Health Care Reform & Grandfather Status Rules - 8/4/10

By Chuck Hudspeth, Hudspeth Benefits Group, Representative ABC Merit Choice

By now, I think that everyone is aware that the Patient Protection and Affordable Care Act (PPACA) has been passed and signed into law.

Assuming the law is not repealed or changed, in 2014 pre-existing conditions limitations will be eliminated, health insurance policies will be guaranteed issue both for individuals and for businesses.  Individuals and some employers will be mandated to purchase health insurance.  In addition to this, a complex system of new taxes, penalties, regulations, & subsidies will also be put into place “ostensibly” to make the cost of coverage affordable for everyone.

2014 is still a few years away so it may seem appealing to put off worrying about this for a while.  Unfortunately there is an issue that every employer currently providing group health insurance needs to consider and that is whether to keep your “Grandfathered Status” under the new rules.

Although most of the big changes in the law take effect in 2014, some parts go into effect this year.  After September 23, 2010, all health plans are required to include certain new benefits such as no lifetime limits, coverage for dependents up to age 26.  Plans that are NOT “Grandfathered” will be required to offer additional benefits such as no cost sharing for certain preventive services and guaranteed access to OB-GYNs and pediatricians.

New Non-Discrimination Rules

Here the part you need to pay attention to.  Under prior law, employers providing health insurance through FULLY INSURED plans have been permitted to discriminate by class which means that employer could do the following:

  • Cover only certain classes of employees such as owners, managers, salaried employees, etc.
  • Discriminate in favor of highly compensated employees.  (ie the employer could pay 100% for owners/executives but 75% for everyone else or have a richer benefit for the highly compensated employees.)

Under Sec. 2716 of the PPACA, fully insured health plans shall satisfy rules SIMILAR to certain sections of IRS code sec. 105(h).  Section 105(h) is a set of non-discrimination rules that have been in existence for years but only apply to self-funded health plans.   Under section 105(h) employers are essentially required to cover all full time employees with certain exceptions.

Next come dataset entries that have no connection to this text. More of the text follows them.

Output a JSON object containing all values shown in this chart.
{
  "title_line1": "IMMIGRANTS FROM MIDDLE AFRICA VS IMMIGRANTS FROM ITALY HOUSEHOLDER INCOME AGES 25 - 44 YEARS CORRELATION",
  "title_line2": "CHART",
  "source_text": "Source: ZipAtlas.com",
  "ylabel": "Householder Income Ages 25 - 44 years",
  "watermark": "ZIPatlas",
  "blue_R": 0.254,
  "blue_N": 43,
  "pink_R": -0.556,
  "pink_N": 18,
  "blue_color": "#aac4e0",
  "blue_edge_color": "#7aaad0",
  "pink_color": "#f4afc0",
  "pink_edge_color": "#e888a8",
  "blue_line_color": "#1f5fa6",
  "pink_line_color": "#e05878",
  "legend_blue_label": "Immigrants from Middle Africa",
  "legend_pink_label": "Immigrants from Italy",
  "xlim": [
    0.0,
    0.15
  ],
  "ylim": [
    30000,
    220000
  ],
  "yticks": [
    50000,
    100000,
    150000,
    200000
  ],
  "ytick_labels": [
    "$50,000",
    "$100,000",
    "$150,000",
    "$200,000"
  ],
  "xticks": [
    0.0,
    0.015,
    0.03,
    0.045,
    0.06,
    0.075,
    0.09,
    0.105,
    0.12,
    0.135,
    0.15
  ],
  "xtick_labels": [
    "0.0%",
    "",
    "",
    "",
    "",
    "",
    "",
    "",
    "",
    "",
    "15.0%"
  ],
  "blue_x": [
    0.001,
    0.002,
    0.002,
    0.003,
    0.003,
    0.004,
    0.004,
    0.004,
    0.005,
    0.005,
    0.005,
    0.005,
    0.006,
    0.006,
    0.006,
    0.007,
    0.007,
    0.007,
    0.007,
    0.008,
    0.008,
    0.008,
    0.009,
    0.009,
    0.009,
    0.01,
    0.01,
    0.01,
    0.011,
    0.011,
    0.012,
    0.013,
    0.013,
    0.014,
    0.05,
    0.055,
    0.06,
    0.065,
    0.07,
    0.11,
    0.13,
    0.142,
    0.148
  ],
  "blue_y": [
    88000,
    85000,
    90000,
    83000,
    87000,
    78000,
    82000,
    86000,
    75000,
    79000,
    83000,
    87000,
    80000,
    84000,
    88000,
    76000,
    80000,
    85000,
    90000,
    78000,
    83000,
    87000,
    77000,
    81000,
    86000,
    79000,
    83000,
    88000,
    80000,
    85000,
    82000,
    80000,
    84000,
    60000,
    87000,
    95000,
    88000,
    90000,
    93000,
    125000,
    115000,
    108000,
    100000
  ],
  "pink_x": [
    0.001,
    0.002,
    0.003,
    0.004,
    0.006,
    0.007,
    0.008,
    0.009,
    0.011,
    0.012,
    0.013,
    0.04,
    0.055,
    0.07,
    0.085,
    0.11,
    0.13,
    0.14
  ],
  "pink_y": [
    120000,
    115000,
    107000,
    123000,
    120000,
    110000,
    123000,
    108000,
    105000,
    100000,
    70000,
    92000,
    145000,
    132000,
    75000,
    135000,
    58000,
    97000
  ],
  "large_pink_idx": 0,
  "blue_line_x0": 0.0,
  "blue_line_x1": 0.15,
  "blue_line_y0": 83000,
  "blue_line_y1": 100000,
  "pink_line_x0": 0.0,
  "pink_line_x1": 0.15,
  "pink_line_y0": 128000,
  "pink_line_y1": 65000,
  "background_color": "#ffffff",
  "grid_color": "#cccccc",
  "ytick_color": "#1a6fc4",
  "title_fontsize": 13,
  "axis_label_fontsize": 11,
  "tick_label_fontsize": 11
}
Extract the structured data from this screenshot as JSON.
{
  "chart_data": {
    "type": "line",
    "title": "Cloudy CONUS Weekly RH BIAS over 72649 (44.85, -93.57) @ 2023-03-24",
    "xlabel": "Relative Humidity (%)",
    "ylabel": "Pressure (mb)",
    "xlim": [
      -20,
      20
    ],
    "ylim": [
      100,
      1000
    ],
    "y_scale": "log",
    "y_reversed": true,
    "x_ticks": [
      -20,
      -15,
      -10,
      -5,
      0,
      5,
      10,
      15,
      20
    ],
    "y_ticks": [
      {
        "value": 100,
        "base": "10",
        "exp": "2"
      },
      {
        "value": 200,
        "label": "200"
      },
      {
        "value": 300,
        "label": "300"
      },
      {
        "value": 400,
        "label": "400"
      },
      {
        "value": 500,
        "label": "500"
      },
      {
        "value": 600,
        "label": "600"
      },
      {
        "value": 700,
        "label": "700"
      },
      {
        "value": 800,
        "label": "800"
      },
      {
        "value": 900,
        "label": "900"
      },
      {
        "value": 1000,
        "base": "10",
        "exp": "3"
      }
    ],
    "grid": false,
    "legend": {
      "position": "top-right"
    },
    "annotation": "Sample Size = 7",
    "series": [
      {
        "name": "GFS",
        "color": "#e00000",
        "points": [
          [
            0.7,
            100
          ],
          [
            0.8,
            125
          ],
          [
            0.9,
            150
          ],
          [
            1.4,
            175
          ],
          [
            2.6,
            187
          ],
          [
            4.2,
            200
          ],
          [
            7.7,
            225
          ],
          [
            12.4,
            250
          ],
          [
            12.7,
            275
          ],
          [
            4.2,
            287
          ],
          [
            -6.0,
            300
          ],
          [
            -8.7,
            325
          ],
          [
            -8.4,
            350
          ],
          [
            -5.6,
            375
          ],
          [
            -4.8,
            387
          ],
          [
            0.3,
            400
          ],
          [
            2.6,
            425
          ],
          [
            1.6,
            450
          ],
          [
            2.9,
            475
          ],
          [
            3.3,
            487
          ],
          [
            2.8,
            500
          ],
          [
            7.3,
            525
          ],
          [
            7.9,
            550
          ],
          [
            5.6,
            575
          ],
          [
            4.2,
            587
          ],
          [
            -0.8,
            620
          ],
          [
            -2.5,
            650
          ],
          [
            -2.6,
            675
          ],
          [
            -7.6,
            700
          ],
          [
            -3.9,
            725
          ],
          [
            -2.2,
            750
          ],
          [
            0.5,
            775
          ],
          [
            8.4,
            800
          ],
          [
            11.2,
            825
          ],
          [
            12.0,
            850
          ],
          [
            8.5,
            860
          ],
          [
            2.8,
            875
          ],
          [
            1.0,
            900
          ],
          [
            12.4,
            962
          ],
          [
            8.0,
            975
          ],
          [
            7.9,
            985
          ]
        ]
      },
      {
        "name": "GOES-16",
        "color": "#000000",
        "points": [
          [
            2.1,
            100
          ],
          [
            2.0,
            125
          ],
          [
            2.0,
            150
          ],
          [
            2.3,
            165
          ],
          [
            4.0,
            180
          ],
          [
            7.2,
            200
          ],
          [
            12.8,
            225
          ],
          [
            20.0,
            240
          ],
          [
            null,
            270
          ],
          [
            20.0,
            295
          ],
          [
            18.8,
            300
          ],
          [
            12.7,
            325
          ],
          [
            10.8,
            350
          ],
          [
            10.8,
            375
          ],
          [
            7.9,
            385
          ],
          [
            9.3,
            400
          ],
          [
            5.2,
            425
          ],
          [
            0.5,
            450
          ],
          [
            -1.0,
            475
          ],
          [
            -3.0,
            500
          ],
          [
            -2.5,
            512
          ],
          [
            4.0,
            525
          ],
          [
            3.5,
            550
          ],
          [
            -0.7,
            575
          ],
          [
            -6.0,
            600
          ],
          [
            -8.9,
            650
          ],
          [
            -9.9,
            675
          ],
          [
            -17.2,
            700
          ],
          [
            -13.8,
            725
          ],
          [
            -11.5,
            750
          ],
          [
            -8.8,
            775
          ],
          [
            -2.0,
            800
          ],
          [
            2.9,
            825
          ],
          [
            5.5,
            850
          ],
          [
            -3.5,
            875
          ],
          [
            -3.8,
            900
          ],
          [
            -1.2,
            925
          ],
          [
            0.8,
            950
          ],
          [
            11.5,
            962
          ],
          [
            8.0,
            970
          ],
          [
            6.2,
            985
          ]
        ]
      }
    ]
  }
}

Although Sec 105(h) provides some guidance as to what might be discriminatory, you should not rely on the code itself.  The PPACA says that fully insured plans will be subject to rules SIMILAR to 105(h).  The Department of Health & Human Services (HHS) has been given the task of defining the actual rules and as of today (8/3/10) they have not been promulgated.

Grace Period for Certain Plans

On June 15, 2010 HHS did promulgate proposed regulations and indicated that “Grandfathered” plans will not be subject to the new non-discrimination rules; however, once a plan loses its “Status” it cannot get it back.

Plans that are NOT “Grandfathered” that fail to meet the new non-discrimination rules (which have not been published) can be subject to enforcement by HHS as well as the department of Labor starting September 23, 2010.  This includes fines of up to $100/day times the # of highly compensated employees covered under the non-compliant plan for each day the plan is not in compliance subject to certain limitations.  The fines can be found the Public Health Service Act (42 USC 300gg) which was amended by the PPACA to be applicable to fully insured health plans.  It is my understanding that employers with 50 or more employees will be subject to these penalties.  Employers with fewer than 50 employees will not be subject to the penalties but are still expected to comply.

Although the law went into effect on March 23, 2010, HHS did not publish the regs relating to grandfathered status until 6/15/2010.  Because of this, employers may have inadvertently made changes to their plans between 3/23 and 6/15 that would otherwise cause them to lose their status.  In these instances, HHS is giving these employer until their next plan anniversary following September 23, 2010 to correct their plans.

Employers that make changes to their plans after 6/15/2010 that cause them to lose their status, lose it irrevocably.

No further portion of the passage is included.